4.1. Subject-Verb Parameter. The initial state specified by the SSWL is given in Figure 1, where the vertices are represented as circular nodes colored red if the language possesses the parameter or blue if it lacks the parameter. The sizes of the vertices do not signify anything in these graphs: variable sizes are only used for ease of visualization.

Figure 1 suggests that the vast majority of languages currently possess this parameter in the activated form +1. Evolving this system at very low temperature (T = 0.000001), we want to know the local magnetization, or the thermal average of the spin value at each vertex. Since we are in the low temperature regime, we expect that the vertices will tend to orient their spins in the same direction (either all of the languages will tend to possess the parameter or will lack it). Marking vertices with  ⟨Sℓ,p⟩H >0 red and vertices with  ⟨Sℓ,p⟩H <0 blue, we can look at a graph of these languages at equilibrium, given in Figure 2.

As expected, since the system is close to T = 0, it is also close to the ground state. In fact, a configuration randomly sampled from the equilibrium ensemble will also look like Figure 2 nearly 100% of the time, because of how dominant the all-up configuration is: it is nearly impossible at low T for the state to propagate to a configuration that is not the ground state. At T = 0, this is the only configuration in the ensemble. At this low temperature, the languages quickly converge during their evolution to a state in which they all acquire the parameter in the activated form +1. A more physical way to view this is to look at a plot of the average spin as a function of time, as given in the first graph of Figure 4.

One may wonder why this system always ends up in this “all-up” state instead of an “all-down” state. The key is that the initial configuration is dominated by spin-up vertices, so the energy barrier is much higher for a droplet of spin-down to expand and dominate the system than it is for the sea of spin-up to swallow the droplets.

What happens when T is very large? Taking T = 20, the local magnetizations approach zero, with exactly half of the vertices approaching zero from the positive direction as in Figure 3. In fact, the local magnetizations vary with mean  −2.3927×10−4 and median 7×10−6 on the interval [−0.0186, 0.0147].

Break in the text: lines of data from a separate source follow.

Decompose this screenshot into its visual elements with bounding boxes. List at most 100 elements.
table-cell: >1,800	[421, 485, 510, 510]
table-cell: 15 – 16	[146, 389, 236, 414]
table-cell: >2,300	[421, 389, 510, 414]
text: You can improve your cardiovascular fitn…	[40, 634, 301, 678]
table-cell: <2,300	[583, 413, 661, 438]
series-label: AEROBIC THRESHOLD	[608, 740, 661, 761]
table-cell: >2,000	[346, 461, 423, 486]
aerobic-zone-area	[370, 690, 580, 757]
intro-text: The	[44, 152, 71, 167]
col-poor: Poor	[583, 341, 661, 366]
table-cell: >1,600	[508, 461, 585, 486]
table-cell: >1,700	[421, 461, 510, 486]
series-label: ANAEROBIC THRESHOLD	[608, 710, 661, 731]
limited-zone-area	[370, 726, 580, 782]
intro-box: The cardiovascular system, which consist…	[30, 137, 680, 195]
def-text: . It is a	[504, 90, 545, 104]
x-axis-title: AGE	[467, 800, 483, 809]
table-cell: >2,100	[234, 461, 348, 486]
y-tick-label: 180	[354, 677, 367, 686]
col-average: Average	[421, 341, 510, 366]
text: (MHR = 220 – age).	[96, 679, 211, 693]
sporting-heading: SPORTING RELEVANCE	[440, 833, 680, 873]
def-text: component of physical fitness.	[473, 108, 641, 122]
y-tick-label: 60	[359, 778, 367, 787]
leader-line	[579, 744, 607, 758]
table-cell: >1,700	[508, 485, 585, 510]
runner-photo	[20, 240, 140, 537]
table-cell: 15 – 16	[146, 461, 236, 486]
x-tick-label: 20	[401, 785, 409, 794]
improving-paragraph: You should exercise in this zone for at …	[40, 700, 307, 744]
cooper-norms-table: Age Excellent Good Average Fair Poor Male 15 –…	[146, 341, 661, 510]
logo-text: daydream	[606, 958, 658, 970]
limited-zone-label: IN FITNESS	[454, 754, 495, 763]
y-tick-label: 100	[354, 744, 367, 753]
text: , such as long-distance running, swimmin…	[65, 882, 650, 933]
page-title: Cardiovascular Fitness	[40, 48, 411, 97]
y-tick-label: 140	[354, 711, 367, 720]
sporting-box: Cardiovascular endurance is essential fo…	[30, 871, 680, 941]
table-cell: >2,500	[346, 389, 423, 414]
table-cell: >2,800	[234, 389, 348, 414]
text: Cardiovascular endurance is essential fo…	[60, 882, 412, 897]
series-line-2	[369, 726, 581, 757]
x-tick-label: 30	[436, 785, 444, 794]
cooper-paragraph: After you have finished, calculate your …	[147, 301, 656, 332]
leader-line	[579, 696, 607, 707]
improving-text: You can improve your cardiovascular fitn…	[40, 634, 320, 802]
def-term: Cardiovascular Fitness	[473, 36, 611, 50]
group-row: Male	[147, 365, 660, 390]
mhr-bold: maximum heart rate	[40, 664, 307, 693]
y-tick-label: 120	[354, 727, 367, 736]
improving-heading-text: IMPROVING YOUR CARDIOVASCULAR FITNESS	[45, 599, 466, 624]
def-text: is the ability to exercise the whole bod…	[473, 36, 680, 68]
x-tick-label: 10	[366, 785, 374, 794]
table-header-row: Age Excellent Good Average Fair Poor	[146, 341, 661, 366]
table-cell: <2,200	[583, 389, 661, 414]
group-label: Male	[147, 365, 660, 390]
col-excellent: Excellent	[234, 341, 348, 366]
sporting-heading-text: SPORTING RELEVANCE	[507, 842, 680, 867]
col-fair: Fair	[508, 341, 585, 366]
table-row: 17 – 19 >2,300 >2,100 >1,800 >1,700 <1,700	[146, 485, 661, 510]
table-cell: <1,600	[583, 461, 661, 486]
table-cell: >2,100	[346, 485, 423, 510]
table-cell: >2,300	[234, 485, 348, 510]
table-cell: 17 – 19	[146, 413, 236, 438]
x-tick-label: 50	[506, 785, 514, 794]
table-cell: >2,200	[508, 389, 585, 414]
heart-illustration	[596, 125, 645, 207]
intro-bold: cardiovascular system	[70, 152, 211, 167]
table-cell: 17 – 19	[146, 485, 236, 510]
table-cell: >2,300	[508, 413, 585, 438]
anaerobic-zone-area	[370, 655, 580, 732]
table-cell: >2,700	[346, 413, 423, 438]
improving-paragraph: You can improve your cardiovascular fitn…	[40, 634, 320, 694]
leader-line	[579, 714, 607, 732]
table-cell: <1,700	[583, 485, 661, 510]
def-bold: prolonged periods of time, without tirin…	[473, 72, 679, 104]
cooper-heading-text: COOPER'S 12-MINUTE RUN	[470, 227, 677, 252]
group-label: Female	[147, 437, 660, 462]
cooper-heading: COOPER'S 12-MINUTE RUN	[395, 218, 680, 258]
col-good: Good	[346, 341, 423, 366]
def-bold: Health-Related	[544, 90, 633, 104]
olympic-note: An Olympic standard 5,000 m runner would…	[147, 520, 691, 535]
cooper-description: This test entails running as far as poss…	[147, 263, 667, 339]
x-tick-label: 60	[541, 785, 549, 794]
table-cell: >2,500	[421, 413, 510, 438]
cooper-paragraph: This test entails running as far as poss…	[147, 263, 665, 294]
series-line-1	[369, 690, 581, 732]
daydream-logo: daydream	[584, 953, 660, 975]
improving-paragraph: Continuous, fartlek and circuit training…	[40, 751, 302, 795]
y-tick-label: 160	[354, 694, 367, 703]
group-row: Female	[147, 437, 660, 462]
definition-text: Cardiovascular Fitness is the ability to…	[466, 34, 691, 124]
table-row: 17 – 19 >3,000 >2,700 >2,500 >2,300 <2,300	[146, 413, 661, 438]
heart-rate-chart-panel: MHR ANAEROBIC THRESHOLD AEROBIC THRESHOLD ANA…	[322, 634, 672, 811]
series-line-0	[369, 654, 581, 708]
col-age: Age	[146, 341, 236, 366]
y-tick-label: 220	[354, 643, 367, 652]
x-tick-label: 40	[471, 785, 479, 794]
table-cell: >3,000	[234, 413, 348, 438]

In this case, a configuration picked at random from the equilibrium ensemble is most likely to have approximately half of the vertices with spin up. Because T is large, a state can propagate to almost any other configuration fairly easily. At equilibrium, the languages here evolve approximately independently of each other, so the average (over vertices) spin fluctuates about zero, as in the second graph of Figure 4.

There are then two points to note: the model behaves as predicted, and it is marked by the same symmetry-breaking phase transition observed in the 2D Ising Ferromagnet at a critical temperature. This is not surprising, since this model is at its core just a ferromagnet with a more complicated topology.

We consider here a simple case where we focus on two parameters with an entailment relation, over a small set of Indo-European languages. In this case, we take the data on the values of the syntactic parameters from [15], [16], while we still use the same data from the MIT Media Lab database for the interaction strengths between different languages. In this simulation we used the Media Lab data based on book translations instead of Wikipedia editing3.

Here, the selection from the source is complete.